Today's Pic online has a pretty good feature focusing on the fact that high water also brings large amounts of sediments...that unfortunately are floating out to the open Gulf:
More than a billion dollars of coastal restoration projects are on the books, including a slew of river diversions that equate to a wholesale replumbing of the river, but many of them are likely years away from completion due to past financing issues. Instead, river water is cascading into the Bonnet Carre Spillway and Lake Pontchartrain, where blankets of algae leading to fish kills may soon result. Floodwater billowing into the Gulf is expected to have similar effects.
As many in the coastal restoration community say the state has less than a decade to avoid disastrous land loss, the missed opportunity to harness the river's power has broad implications for the coast's future, and puts state and federal agencies under heightened pressure in upcoming years...

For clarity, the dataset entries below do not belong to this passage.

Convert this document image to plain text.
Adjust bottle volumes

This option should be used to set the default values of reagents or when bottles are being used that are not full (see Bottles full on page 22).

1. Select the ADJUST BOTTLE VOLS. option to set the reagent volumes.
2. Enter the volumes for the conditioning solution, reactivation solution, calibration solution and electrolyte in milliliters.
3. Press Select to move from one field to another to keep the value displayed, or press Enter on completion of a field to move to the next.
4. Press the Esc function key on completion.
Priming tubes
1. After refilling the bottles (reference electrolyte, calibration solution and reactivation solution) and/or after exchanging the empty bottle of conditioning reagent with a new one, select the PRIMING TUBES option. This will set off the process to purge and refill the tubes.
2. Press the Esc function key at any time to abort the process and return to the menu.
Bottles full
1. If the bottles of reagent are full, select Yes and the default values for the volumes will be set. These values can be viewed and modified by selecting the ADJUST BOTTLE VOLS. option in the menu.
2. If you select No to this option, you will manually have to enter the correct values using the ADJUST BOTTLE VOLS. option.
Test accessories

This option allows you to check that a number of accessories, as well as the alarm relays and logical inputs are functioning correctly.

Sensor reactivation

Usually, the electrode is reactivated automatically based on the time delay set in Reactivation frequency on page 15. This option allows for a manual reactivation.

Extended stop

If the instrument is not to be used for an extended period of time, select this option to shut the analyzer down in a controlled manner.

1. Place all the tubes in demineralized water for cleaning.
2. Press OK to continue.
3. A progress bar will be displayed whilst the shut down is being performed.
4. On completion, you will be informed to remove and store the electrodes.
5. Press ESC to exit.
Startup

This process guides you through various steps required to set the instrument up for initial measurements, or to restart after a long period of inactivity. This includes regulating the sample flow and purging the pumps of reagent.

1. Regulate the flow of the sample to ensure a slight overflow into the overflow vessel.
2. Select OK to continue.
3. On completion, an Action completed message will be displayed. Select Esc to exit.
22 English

The state's master plan for coastal restoration, approved last year, proposes a series of diversions beginning at Donaldsonville and extending to the river's mouth. But the blueprint has not been fully financed. Another long-awaited restoration study from the corps, delayed since last year, is expected by December.
Projects at Violet and Myrtle Grove in St. Bernard and Plaquemines parishes, along with upriver projects designed to stimulate the Lake Maurepas area, were specifically mentioned in last year's Water Resources Development Act passed by Congress. Although authorized, the appropriations for those projects have not come through.
Just in that bill, authorizations for diversion projects total more than $700 million, and they address only portions of the river system. Next month, the Louisiana Coastal Protection and Restoration Authority will decide on how to spend $300 million in state surplus money set aside for hurricane protection and coastal restoration projects. Other money will be available through Louisiana's share of offshore oil and gas revenue, and a 1990 bill known as the Breaux Act.
I dunno--maybe we oughta change the name of the river to "Terry Schiavo." Perhaps that would wake up the clowns in Washington.